Funny thing about floating about in the middle, no one ever thinks of you like that. It’s either one side or the other. The if-you’re-not-with-me-you’re-against-me mentality. Active imaginations thinking gossip, gossip, gossip, about the person not around. Over-sensitivity, youthfulness, anxieties all working to destroy what rationalism some might have possessed otherwise.

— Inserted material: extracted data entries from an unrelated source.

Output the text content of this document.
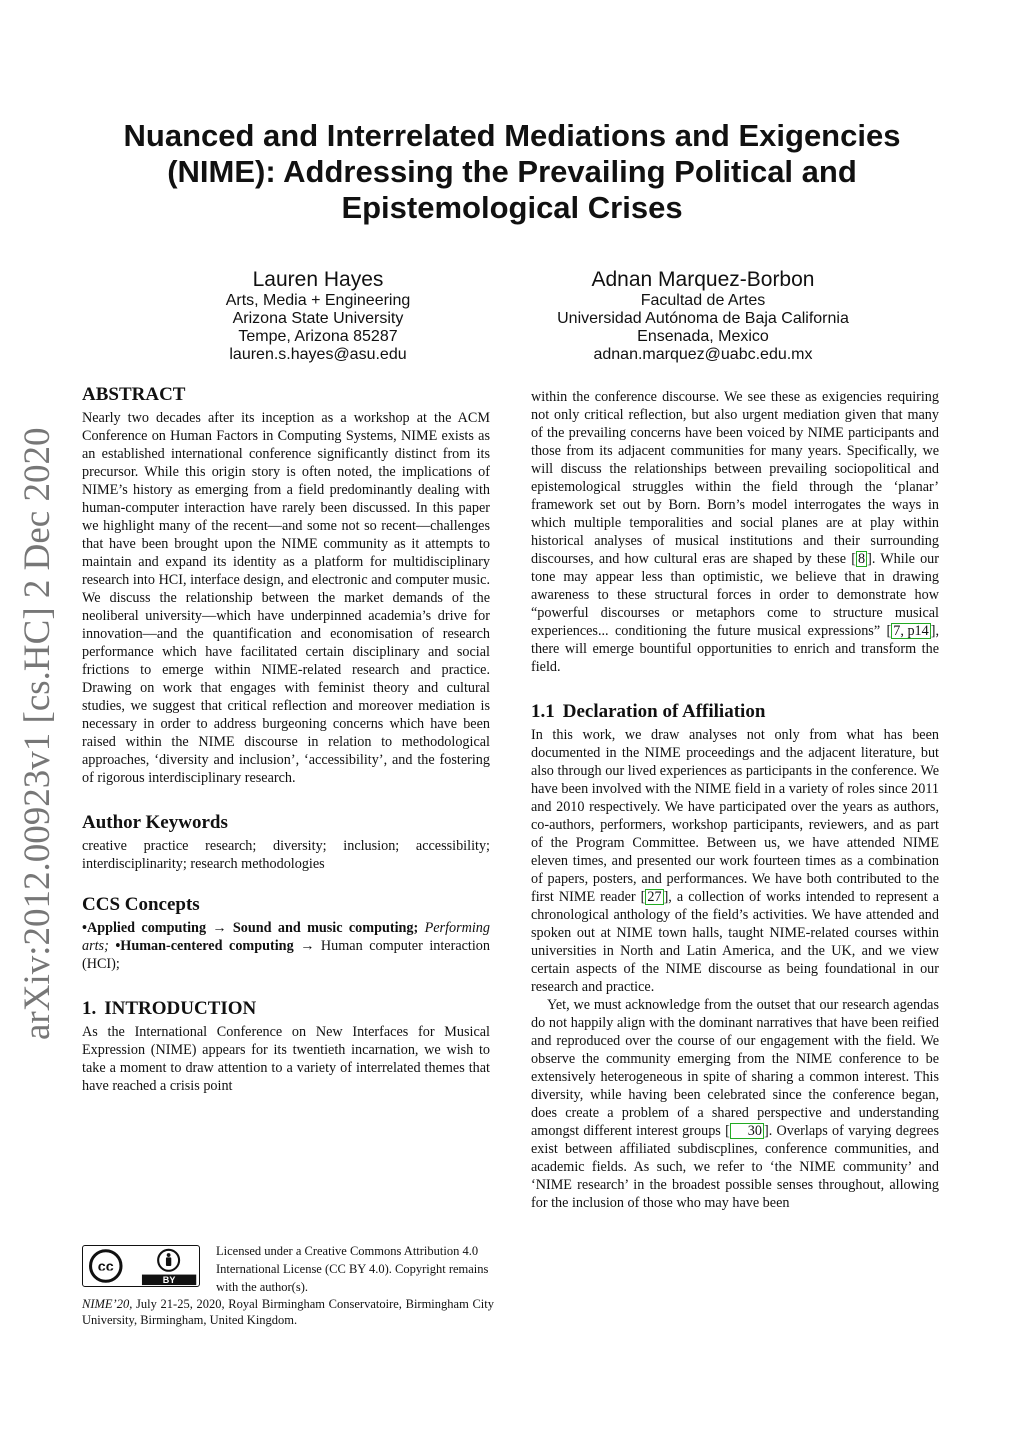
arXiv:2012.00923v1 [cs.HC] 2 Dec 2020
Nuanced and Interrelated Mediations and Exigencies (NIME): Addressing the Prevailing Political and Epistemological Crises
Lauren Hayes
Arts, Media + Engineering
Arizona State University
Tempe, Arizona 85287
lauren.s.hayes@asu.edu
Adnan Marquez-Borbon
Facultad de Artes
Universidad Autónoma de Baja California
Ensenada, Mexico
adnan.marquez@uabc.edu.mx
ABSTRACT

Nearly two decades after its inception as a workshop at the ACM Conference on Human Factors in Computing Systems, NIME exists as an established international conference significantly distinct from its precursor. While this origin story is often noted, the implications of NIME’s history as emerging from a field predominantly dealing with human-computer interaction have rarely been discussed. In this paper we highlight many of the recent—and some not so recent—challenges that have been brought upon the NIME community as it attempts to maintain and expand its identity as a platform for multidisciplinary research into HCI, interface design, and electronic and computer music. We discuss the relationship between the market demands of the neoliberal university—which have underpinned academia’s drive for innovation—and the quantification and economisation of research performance which have facilitated certain disciplinary and social frictions to emerge within NIME-related research and practice. Drawing on work that engages with feminist theory and cultural studies, we suggest that critical reflection and moreover mediation is necessary in order to address burgeoning concerns which have been raised within the NIME discourse in relation to methodological approaches, ‘diversity and inclusion’, ‘accessibility’, and the fostering of rigorous interdisciplinary research.

Author Keywords

creative practice research; diversity; inclusion; accessibility; interdisciplinarity; research methodologies

CCS Concepts

•Applied computing → Sound and music computing; Performing arts; •Human-centered computing → Human computer interaction (HCI);

1. INTRODUCTION

As the International Conference on New Interfaces for Musical Expression (NIME) appears for its twentieth incarnation, we wish to take a moment to draw attention to a variety of interrelated themes that have reached a crisis point

BY
cc
Licensed under a Creative Commons Attribution 4.0 International License (CC BY 4.0). Copyright remains with the author(s).
NIME’20, July 21-25, 2020, Royal Birmingham Conservatoire, Birmingham City University, Birmingham, United Kingdom.

within the conference discourse. We see these as exigencies requiring not only critical reflection, but also urgent mediation given that many of the prevailing concerns have been voiced by NIME participants and those from its adjacent communities for many years. Specifically, we will discuss the relationships between prevailing sociopolitical and epistemological struggles within the field through the ‘planar’ framework set out by Born. Born’s model interrogates the ways in which multiple temporalities and social planes are at play within historical analyses of musical institutions and their surrounding discourses, and how cultural eras are shaped by these [ 8 ]. While our tone may appear less than optimistic, we believe that in drawing awareness to these structural forces in order to demonstrate how “powerful discourses or metaphors come to structure musical experiences... conditioning the future musical expressions” [ 7, p14 ], there will emerge bountiful opportunities to enrich and transform the field.

1.1 Declaration of Affiliation

In this work, we draw analyses not only from what has been documented in the NIME proceedings and the adjacent literature, but also through our lived experiences as participants in the conference. We have been involved with the NIME field in a variety of roles since 2011 and 2010 respectively. We have participated over the years as authors, co-authors, performers, workshop participants, reviewers, and as part of the Program Committee. Between us, we have attended NIME eleven times, and presented our work fourteen times as a combination of papers, posters, and performances. We have both contributed to the first NIME reader [ 27 ], a collection of works intended to represent a chronological anthology of the field’s activities. We have attended and spoken out at NIME town halls, taught NIME-related courses within universities in North and Latin America, and the UK, and we view certain aspects of the NIME discourse as being foundational in our research and practice.

Yet, we must acknowledge from the outset that our research agendas do not happily align with the dominant narratives that have been reified and reproduced over the course of our engagement with the field. We observe the community emerging from the NIME conference to be extensively heterogeneous in spite of sharing a common interest. This diversity, while having been celebrated since the conference began, does create a problem of a shared perspective and understanding amongst different interest groups [ 30 ]. Overlaps of varying degrees exist between affiliated subdiscplines, conference communities, and academic fields. As such, we refer to ‘the NIME community’ and ‘NIME research’ in the broadest possible senses throughout, allowing for the inclusion of those who may have been
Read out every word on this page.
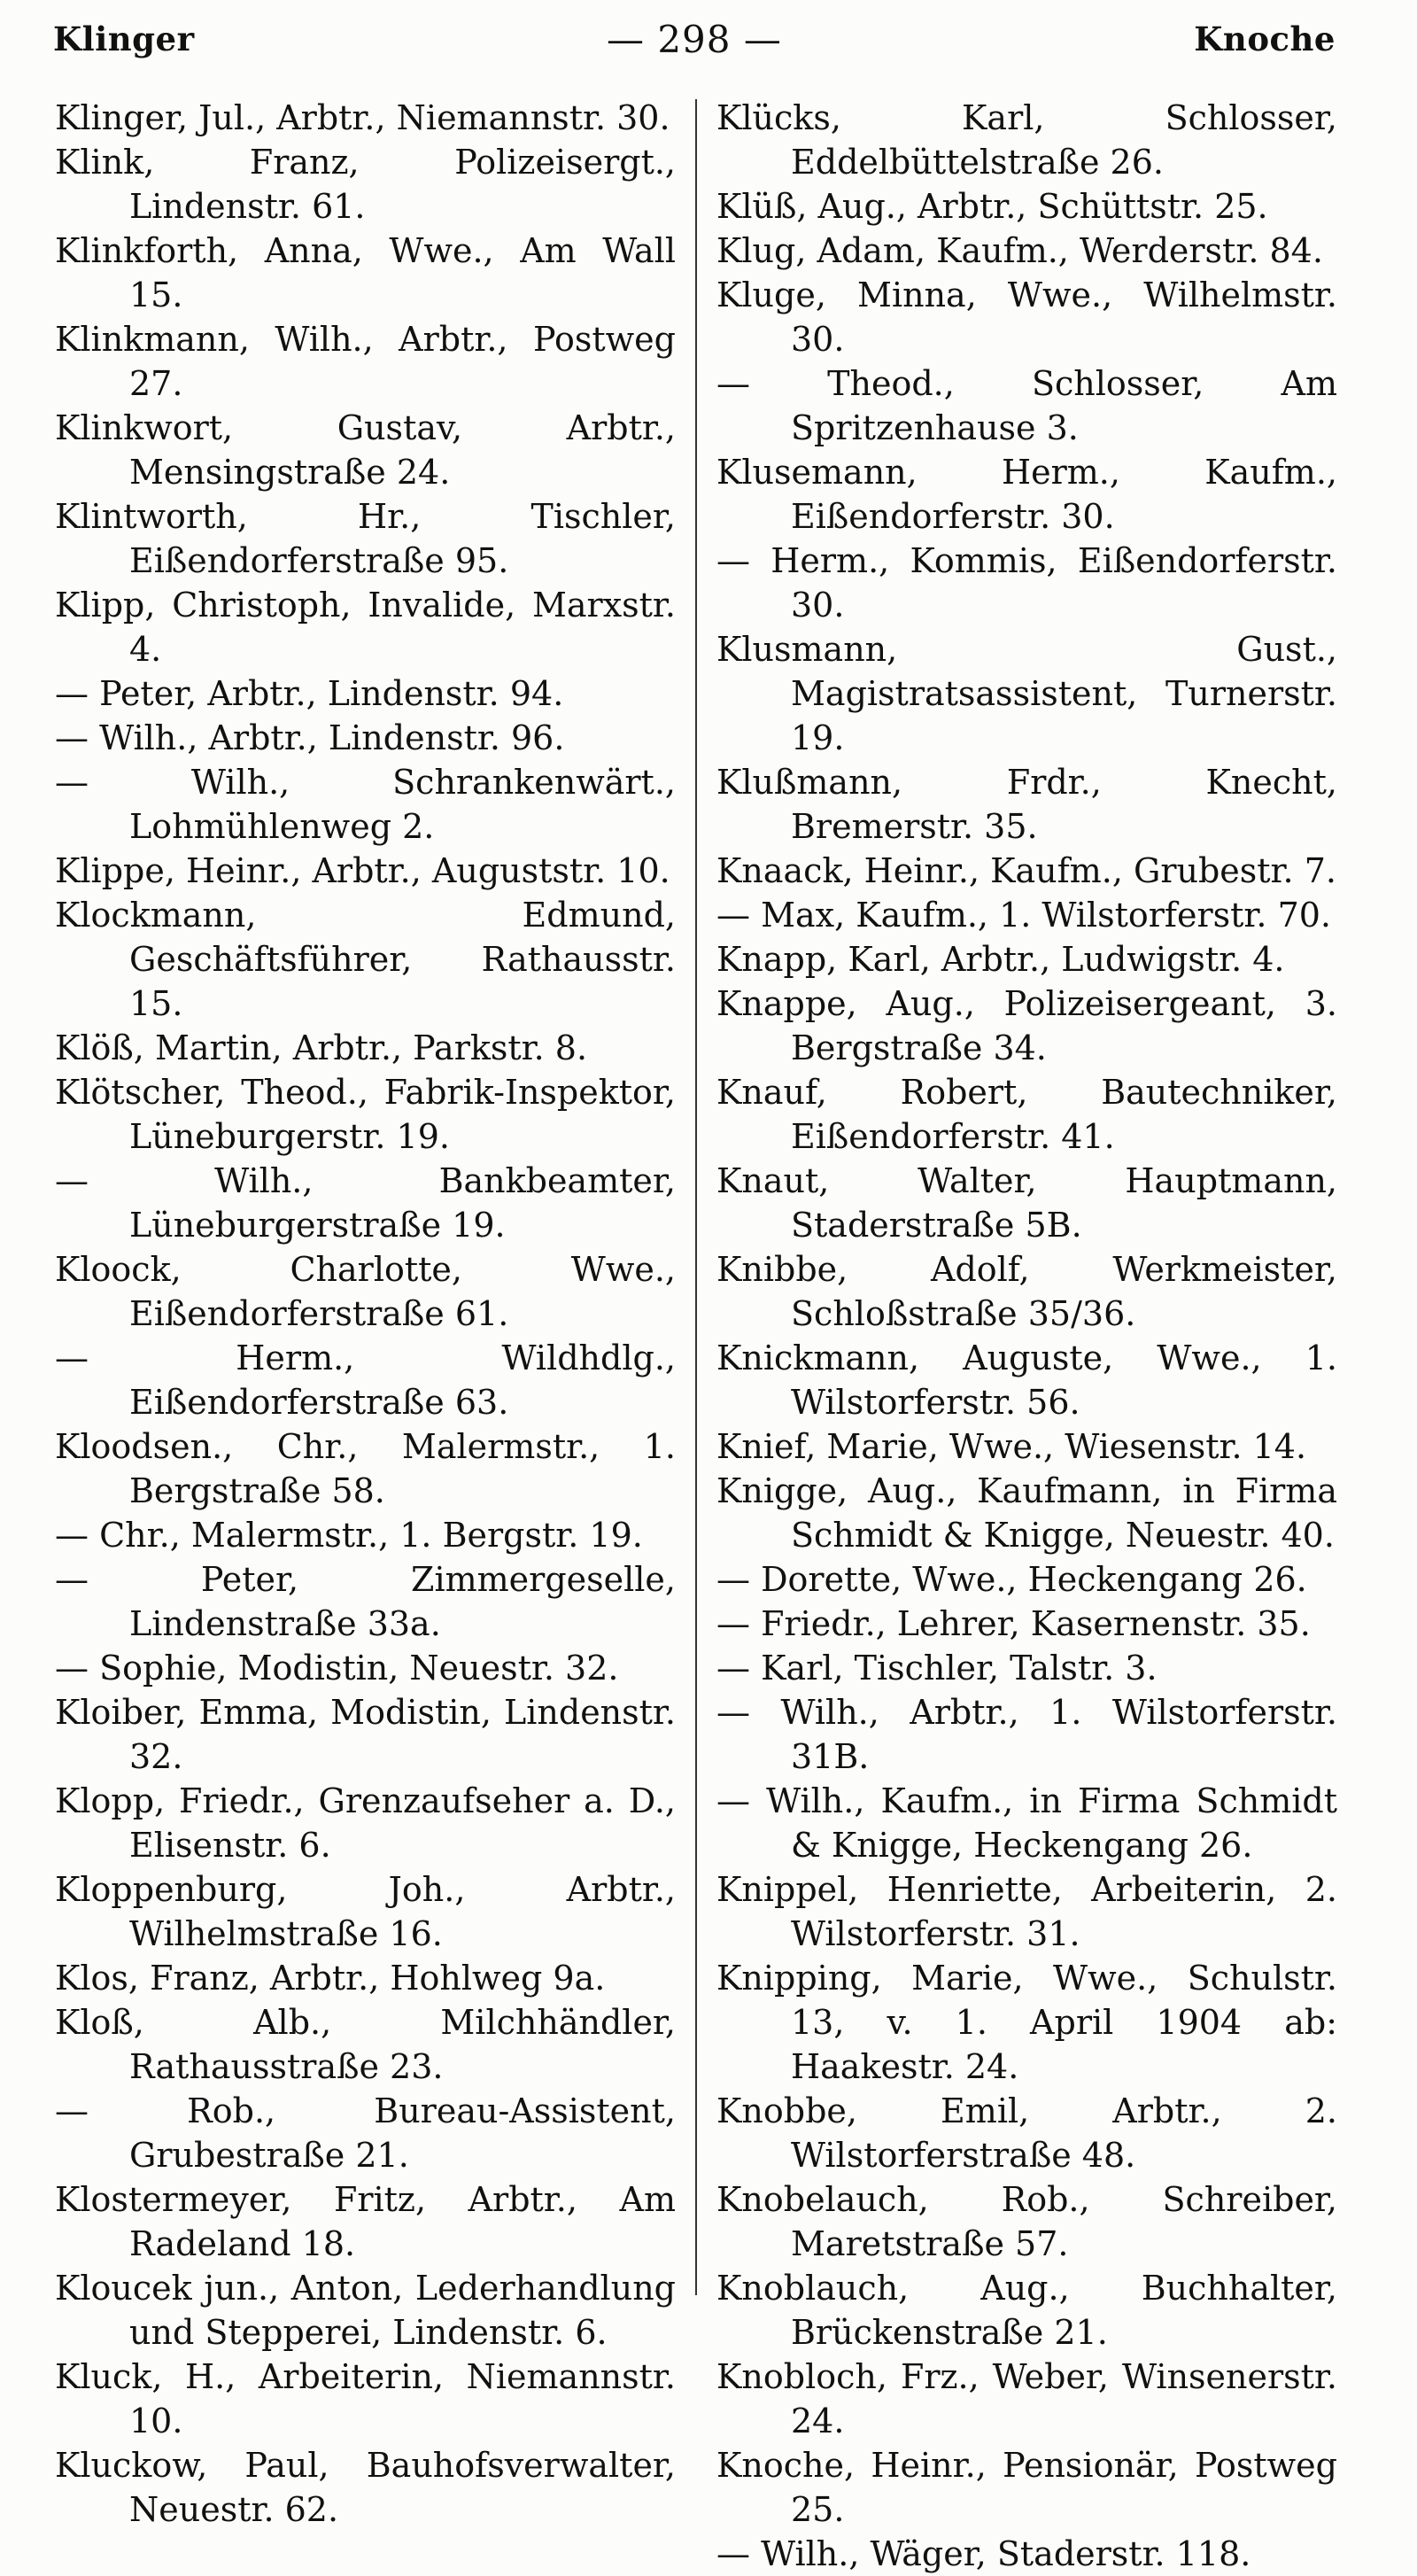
Klinger	— 298 —	Knoche

Klinger, Jul., Arbtr., Niemannstr. 30.

Klink, Franz, Polizeisergt., Lindenstr. 61.

Klinkforth, Anna, Wwe., Am Wall 15.

Klinkmann, Wilh., Arbtr., Postweg 27.

Klinkwort, Gustav, Arbtr., Mensingstraße 24.

Klintworth, Hr., Tischler, Eißendorferstraße 95.

Klipp, Christoph, Invalide, Marxstr. 4.

— Peter, Arbtr., Lindenstr. 94.

— Wilh., Arbtr., Lindenstr. 96.

— Wilh., Schrankenwärt., Lohmühlenweg 2.

Klippe, Heinr., Arbtr., Auguststr. 10.

Klockmann, Edmund, Geschäftsführer, Rathausstr. 15.

Klöß, Martin, Arbtr., Parkstr. 8.

Klötscher, Theod., Fabrik-Inspektor, Lüneburgerstr. 19.

— Wilh., Bankbeamter, Lüneburgerstraße 19.

Kloock, Charlotte, Wwe., Eißendorferstraße 61.

— Herm., Wildhdlg., Eißendorferstraße 63.

Kloodsen., Chr., Malermstr., 1. Bergstraße 58.

— Chr., Malermstr., 1. Bergstr. 19.

— Peter, Zimmergeselle, Lindenstraße 33a.

— Sophie, Modistin, Neuestr. 32.

Kloiber, Emma, Modistin, Lindenstr. 32.

Klopp, Friedr., Grenzaufseher a. D., Elisenstr. 6.

Kloppenburg, Joh., Arbtr., Wilhelmstraße 16.

Klos, Franz, Arbtr., Hohlweg 9a.

Kloß, Alb., Milchhändler, Rathausstraße 23.

— Rob., Bureau-Assistent, Grubestraße 21.

Klostermeyer, Fritz, Arbtr., Am Radeland 18.

Kloucek jun., Anton, Lederhandlung und Stepperei, Lindenstr. 6.

Kluck, H., Arbeiterin, Niemannstr. 10.

Kluckow, Paul, Bauhofsverwalter, Neuestr. 62.

Klücks, Karl, Schlosser, Eddelbüttelstraße 26.

Klüß, Aug., Arbtr., Schüttstr. 25.

Klug, Adam, Kaufm., Werderstr. 84.

Kluge, Minna, Wwe., Wilhelmstr. 30.

— Theod., Schlosser, Am Spritzenhause 3.

Klusemann, Herm., Kaufm., Eißendorferstr. 30.

— Herm., Kommis, Eißendorferstr. 30.

Klusmann, Gust., Magistratsassistent, Turnerstr. 19.

Klußmann, Frdr., Knecht, Bremerstr. 35.

Knaack, Heinr., Kaufm., Grubestr. 7.

— Max, Kaufm., 1. Wilstorferstr. 70.

Knapp, Karl, Arbtr., Ludwigstr. 4.

Knappe, Aug., Polizeisergeant, 3. Bergstraße 34.

Knauf, Robert, Bautechniker, Eißendorferstr. 41.

Knaut, Walter, Hauptmann, Staderstraße 5B.

Knibbe, Adolf, Werkmeister, Schloßstraße 35/36.

Knickmann, Auguste, Wwe., 1. Wilstorferstr. 56.

Knief, Marie, Wwe., Wiesenstr. 14.

Knigge, Aug., Kaufmann, in Firma Schmidt & Knigge, Neuestr. 40.

— Dorette, Wwe., Heckengang 26.

— Friedr., Lehrer, Kasernenstr. 35.

— Karl, Tischler, Talstr. 3.

— Wilh., Arbtr., 1. Wilstorferstr. 31B.

— Wilh., Kaufm., in Firma Schmidt & Knigge, Heckengang 26.

Knippel, Henriette, Arbeiterin, 2. Wilstorferstr. 31.

Knipping, Marie, Wwe., Schulstr. 13, v. 1. April 1904 ab: Haakestr. 24.

Knobbe, Emil, Arbtr., 2. Wilstorferstraße 48.

Knobelauch, Rob., Schreiber, Maretstraße 57.

Knoblauch, Aug., Buchhalter, Brückenstraße 21.

Knobloch, Frz., Weber, Winsenerstr. 24.

Knoche, Heinr., Pensionär, Postweg 25.

— Wilh., Wäger, Staderstr. 118.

Brendon tried, he truly did, desperate to continue clinging to the two friends he’d raced down Grant’s Lorry Road with in the summer, the two friends he’d met in an old car cemetery time after time to play hide and seek among the rusted fenders and rotted rubber and butterfly gatherings.

Sure Casey got the bulk of his time, the most of his focus, his teenaged mind lost to hormones and new sensations. Robbie got his own time though, the two of them sitting at Robbie’s expansive dining room table, sketches and outlines spread across two thirds of the space. They worked on two comics concurrently.

The first one was to be a serialized fantasy about a spiderling who controlled the minds of a typical dungeon-crawling party. Each comic somewhat separate with occasional short arcs deep within specific dungeons or inside particular taverns, but generally individual in nature ala Sunday morning funnies.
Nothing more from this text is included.